Wide-screen, keyboard-first. Left rail: swipe-direction diagram. Centre: the big card + four-button bar. Right rail: physical keycaps X/S/G/F/Space with meanings, plus a live “My Plans tonight” list proving Save and Going go different places. Bottom strip: the open read panel.

Pros

  • Best for power use + desktop review
  • My Plans proves Save ≠ Going

Cons

  • Desktop-shaped; collapses to ~Opt 1 on phone
Recommendation

Ship Opt 1 as the base, graft Opt 2’s on-card edge cues onto it, use Opt 3 as the desktop layout. Opt 1 is the honest answer to the brief — four labelled buttons with word, key and arrow, plus the Save-vs-Going helper, so nobody guesses. Opt 2 adds the one thing it lacks: it teaches the swipe directions on the card so people graduate from tapping to flicking. They are not rivals — persistent labelled controls plus light-up edges while dragging. Opt 3 is the same four-action system spread out for desktop.

Queued next

Content task: full descriptions

Across every screen, tap-to-read needs a real, single-event description — not a truncated title or a multi-event flyer. The current data mostly carries titles, venues, times and images.

Queued

Full-description scrape + AI-tidy.
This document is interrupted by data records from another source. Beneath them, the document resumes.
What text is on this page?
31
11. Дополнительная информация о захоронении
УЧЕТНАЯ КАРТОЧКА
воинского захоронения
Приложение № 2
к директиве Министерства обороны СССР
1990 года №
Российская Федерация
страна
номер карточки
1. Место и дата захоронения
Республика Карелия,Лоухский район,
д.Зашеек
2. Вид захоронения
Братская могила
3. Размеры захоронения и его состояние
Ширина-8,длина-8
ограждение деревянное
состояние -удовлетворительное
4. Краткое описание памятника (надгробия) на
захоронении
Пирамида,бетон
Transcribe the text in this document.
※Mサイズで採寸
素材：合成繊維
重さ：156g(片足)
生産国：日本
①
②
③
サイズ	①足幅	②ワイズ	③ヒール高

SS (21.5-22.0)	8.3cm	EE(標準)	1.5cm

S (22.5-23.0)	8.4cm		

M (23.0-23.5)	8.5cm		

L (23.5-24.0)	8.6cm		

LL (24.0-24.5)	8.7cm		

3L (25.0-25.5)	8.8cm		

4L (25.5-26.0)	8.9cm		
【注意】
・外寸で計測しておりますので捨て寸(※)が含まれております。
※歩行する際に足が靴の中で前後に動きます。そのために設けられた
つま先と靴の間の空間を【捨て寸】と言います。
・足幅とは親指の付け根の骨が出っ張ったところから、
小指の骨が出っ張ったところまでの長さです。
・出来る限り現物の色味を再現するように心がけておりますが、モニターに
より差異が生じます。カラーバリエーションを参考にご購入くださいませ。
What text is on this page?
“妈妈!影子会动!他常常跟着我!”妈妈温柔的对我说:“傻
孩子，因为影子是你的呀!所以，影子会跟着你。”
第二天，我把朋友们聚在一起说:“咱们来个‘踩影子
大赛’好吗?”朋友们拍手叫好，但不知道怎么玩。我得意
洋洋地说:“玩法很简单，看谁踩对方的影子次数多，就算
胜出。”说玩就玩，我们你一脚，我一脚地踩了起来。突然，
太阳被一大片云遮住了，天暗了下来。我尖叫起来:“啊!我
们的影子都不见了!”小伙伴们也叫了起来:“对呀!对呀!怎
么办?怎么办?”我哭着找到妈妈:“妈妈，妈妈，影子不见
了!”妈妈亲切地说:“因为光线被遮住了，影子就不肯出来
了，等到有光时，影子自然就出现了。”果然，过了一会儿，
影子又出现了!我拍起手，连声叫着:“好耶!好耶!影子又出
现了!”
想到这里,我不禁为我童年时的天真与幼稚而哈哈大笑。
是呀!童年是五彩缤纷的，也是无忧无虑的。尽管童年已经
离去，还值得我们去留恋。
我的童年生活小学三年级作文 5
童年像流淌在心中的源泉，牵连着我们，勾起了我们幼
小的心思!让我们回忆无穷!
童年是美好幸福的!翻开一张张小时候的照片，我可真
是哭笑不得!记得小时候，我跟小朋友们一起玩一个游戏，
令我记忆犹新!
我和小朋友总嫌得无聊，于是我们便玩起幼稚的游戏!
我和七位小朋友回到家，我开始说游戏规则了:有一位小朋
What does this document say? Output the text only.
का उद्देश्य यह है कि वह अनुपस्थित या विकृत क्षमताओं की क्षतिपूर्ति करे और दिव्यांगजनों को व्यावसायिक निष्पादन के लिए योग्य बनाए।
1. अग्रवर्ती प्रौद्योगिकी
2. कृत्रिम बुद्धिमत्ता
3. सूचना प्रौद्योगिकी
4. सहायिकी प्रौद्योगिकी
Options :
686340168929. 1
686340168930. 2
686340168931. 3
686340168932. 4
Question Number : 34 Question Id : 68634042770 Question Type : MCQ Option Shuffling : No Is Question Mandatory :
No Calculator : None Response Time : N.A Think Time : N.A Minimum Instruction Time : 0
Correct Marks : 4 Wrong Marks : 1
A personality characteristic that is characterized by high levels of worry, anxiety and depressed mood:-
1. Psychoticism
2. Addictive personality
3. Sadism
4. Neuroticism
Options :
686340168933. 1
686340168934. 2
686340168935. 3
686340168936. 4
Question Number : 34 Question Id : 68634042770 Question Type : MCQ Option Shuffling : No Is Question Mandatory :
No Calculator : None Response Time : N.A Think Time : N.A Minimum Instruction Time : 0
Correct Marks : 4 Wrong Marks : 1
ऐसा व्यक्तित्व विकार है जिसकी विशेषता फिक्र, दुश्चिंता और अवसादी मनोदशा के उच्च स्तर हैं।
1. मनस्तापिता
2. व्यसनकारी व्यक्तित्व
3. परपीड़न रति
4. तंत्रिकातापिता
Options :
Extend the events pipeline to scrape each event’s full source description, then AI-tidy it to a consistent house voice (Canadian spelling, no em dashes, captions only from real source data) so the swipe deck’s tap-to-read, the agenda cards and the detail pages all have real copy. Also fill the missing neighbourhood field per venue (the Map’s grouping + walk-time bands depend on it).